The load_image function in the image module will load and image, perform Bayer demosaicing, and optionally undistort the image. A camera model for undistortion can be built with the CameraModel class.

Image Playback

Image playback using the development kit.

3D Pointcloud Generation

The function BuildPointcloud.m (MATLAB) or build_pointcloud (Python) combines a 6DoF trajectory from the INS with 2D LIDAR scans to produce a local 3D pointcloud. The resulting pointcloud is coloured using LIDAR reflectance information, highlighting lane markings and other reflective objects. The size of the pointcloud can be controlled using the start_timestamp and end_timestamp arguments.

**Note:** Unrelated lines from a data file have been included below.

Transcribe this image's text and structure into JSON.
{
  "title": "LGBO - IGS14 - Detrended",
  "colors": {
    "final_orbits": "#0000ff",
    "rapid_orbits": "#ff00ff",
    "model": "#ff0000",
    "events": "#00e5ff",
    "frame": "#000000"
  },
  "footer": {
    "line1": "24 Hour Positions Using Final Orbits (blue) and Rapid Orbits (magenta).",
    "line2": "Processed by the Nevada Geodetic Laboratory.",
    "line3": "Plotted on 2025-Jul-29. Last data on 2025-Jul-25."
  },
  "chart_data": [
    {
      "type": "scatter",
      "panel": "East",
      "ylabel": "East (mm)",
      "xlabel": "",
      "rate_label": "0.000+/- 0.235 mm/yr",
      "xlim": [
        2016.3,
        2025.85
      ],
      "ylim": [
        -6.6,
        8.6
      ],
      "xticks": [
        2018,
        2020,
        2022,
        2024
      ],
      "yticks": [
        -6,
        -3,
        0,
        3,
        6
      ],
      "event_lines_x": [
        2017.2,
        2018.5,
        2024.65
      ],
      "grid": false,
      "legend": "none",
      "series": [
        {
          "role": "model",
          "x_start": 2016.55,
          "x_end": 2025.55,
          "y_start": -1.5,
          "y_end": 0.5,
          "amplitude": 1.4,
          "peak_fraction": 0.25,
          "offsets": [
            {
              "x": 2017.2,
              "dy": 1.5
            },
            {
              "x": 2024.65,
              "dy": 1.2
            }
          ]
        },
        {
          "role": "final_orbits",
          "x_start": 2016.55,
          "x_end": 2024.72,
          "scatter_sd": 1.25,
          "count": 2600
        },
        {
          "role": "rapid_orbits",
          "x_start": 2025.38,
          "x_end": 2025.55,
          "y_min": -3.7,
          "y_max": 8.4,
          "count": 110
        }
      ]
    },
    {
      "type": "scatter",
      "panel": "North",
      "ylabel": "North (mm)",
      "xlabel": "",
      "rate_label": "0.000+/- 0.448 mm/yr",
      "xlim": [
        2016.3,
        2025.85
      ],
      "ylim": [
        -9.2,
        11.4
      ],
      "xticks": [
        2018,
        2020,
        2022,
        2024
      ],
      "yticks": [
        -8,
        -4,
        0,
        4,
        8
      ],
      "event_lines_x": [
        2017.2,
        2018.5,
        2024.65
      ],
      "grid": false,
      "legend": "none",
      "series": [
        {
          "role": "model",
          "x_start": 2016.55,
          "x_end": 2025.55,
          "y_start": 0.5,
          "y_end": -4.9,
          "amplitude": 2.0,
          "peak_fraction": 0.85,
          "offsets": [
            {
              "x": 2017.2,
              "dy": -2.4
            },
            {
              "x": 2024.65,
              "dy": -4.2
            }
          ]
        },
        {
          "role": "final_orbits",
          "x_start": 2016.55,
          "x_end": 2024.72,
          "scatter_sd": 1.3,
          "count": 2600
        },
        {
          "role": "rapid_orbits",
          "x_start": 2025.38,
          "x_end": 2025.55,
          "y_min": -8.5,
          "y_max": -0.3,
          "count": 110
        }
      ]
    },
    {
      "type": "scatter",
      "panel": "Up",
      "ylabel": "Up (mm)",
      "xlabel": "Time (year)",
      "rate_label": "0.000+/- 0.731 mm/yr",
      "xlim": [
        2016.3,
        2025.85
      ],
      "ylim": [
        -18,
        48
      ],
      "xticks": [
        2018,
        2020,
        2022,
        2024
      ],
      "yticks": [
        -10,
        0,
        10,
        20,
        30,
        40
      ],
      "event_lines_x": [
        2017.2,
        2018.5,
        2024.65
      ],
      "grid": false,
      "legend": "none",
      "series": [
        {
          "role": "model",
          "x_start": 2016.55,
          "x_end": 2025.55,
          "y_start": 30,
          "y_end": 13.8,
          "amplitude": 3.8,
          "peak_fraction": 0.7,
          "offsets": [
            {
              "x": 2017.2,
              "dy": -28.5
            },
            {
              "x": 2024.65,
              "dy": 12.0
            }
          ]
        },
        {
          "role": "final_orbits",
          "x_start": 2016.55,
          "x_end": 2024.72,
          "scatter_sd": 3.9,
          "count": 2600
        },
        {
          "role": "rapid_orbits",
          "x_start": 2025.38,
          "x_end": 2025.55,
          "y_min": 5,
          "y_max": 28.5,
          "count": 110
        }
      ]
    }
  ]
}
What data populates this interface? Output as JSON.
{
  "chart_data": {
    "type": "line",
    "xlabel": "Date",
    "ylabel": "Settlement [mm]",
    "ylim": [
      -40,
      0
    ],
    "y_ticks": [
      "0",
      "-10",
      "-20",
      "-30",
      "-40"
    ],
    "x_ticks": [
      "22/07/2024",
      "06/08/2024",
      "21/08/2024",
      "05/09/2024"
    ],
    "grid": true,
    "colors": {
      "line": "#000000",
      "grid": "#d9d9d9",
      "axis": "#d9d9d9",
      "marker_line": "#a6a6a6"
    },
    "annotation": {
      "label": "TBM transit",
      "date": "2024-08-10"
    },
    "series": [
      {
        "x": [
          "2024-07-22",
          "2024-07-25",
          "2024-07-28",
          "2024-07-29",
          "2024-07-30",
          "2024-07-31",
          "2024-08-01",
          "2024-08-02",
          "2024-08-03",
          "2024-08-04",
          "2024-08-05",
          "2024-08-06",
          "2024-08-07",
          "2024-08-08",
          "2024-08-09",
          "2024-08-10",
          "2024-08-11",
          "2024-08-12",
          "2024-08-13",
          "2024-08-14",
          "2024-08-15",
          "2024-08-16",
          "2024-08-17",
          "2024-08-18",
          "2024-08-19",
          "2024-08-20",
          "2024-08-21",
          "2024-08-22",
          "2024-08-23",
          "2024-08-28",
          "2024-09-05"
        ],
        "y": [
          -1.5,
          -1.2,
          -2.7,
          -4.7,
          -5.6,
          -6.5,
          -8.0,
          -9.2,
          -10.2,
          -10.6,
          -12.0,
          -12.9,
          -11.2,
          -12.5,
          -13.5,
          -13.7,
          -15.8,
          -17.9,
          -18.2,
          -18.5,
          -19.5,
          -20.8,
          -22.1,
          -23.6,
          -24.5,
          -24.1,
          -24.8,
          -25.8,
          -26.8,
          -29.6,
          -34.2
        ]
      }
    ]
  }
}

In MATLAB, BuildPointcloud can be called without outputs to visualise the pointcloud. The Python build_pointcloud.py script can be run from the command line to display the 3D pointcloud.

Pointcloud generation

Pointcloud generated using the development kit.

Pointcloud Projection Into Images

MATLAB

The function ProjectLaserIntoCamera.m combines the above two tools as follows: LoadImage.m is used to retrieve and undistort a raw image from a specified directory at a specified timestamp, then BuildPointcloud.m is used to generate a local 3D pointcloud around the vehicle at the time of image capture. The 3D pointcloud is then projected into the 2D camera image using the camera intrinsics.

Python

The same functionality is provided by the project_laser_into_camera.py script. The CameraModel class provides both image undistortion and pointcloud projection, using a pinhole camera model.

projection

Pointcloud projected into a camera image.